Mac OS X 10.3 includes the Postfix , a low level email server utilty for sending and receiving mail. Prior version of OS X relied on Sendmail for this task, but Postfix is superior in a number of ways, mainly performance and security.
Since I was setting up a site under my own domain name, I though that it'd be nice to set up my own mail server, fully under my own control. To help in this, I'm using a great utility called Postfix Enabler .

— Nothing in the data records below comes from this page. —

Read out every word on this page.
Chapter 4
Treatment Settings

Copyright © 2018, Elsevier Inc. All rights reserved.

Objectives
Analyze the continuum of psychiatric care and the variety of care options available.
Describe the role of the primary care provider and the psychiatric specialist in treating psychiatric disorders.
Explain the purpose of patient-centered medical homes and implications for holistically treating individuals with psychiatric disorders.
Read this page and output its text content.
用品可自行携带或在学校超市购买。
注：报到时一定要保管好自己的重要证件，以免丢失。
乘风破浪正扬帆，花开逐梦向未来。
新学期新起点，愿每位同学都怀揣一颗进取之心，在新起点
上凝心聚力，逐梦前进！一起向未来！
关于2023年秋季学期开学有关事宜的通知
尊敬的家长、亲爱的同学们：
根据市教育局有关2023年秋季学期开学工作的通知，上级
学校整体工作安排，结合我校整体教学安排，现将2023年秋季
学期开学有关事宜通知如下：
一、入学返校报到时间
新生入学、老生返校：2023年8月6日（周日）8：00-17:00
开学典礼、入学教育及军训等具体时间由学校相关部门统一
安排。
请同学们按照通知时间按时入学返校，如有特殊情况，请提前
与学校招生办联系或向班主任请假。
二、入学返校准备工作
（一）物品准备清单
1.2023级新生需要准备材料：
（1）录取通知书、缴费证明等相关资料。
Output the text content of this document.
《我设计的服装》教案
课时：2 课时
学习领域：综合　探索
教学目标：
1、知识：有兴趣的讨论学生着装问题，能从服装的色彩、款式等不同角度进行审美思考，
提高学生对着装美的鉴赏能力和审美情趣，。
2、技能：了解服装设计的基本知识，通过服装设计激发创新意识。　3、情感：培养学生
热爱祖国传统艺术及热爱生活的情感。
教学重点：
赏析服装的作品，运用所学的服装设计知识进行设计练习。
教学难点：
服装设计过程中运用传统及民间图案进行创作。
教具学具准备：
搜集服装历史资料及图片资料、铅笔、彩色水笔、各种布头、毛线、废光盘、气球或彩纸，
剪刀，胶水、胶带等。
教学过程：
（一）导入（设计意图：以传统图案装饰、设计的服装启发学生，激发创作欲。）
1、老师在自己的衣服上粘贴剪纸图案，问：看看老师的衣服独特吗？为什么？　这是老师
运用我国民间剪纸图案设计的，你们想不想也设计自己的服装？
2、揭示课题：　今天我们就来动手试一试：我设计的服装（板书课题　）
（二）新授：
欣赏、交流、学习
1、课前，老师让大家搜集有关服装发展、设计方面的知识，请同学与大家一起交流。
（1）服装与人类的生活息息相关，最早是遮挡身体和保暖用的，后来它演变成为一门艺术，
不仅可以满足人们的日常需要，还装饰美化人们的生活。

Postfix Enabler lets you activate Postfix under OS X, and configure it for both sending and receiving mail. Many folks have set their systems up to simply allow them to sent mail and bypass the outgoing mail servers on networks they're connected to. This is primarily useful for mobile users who connect to the internet at a variety of locations, and may not always be able to determine the proper mail settings needed. Some ISPs or corporate networks may only allow outgoing mail traffic to pass through their own servers, so your mileage may vary.
I've elected to set this up for incoming mail only, and use my ISP's own outgoing mail server, there is no real advantage in setting up my own for that. But, since I'm running my own mail server, my primary concern will be spam. No, not that tasty meat from Hormel , I'm talking about junk mail. Over on the right hand side I've got a few links to some sites that were very helpful in getting Postfix set up to filter junk mail, and the excellent spam blocker Spamhaus, all of which help to keep unwanted mail from even appearing in my In Box to begin with.
Since I'm not receiving any mail right now, it's a bit hard to check how well this is working, but I'll report back over the next few weeks as mail starts to roll in and detail my findings.
One word of caution, the settings I've selected to perform some fairly strict checking of the mail protocols used between servers to communicate. Spammers and virus writers are notorious for not following standards, topping even writers of Windoze applications, so the checks I have in place should filter out a good bit of unwanted mail before the actual checks for spam even kick in. There's a good chance that some 'legitimate' mail might get bounced from misconfigured mail servers or Windoze users, but I think I can live with that.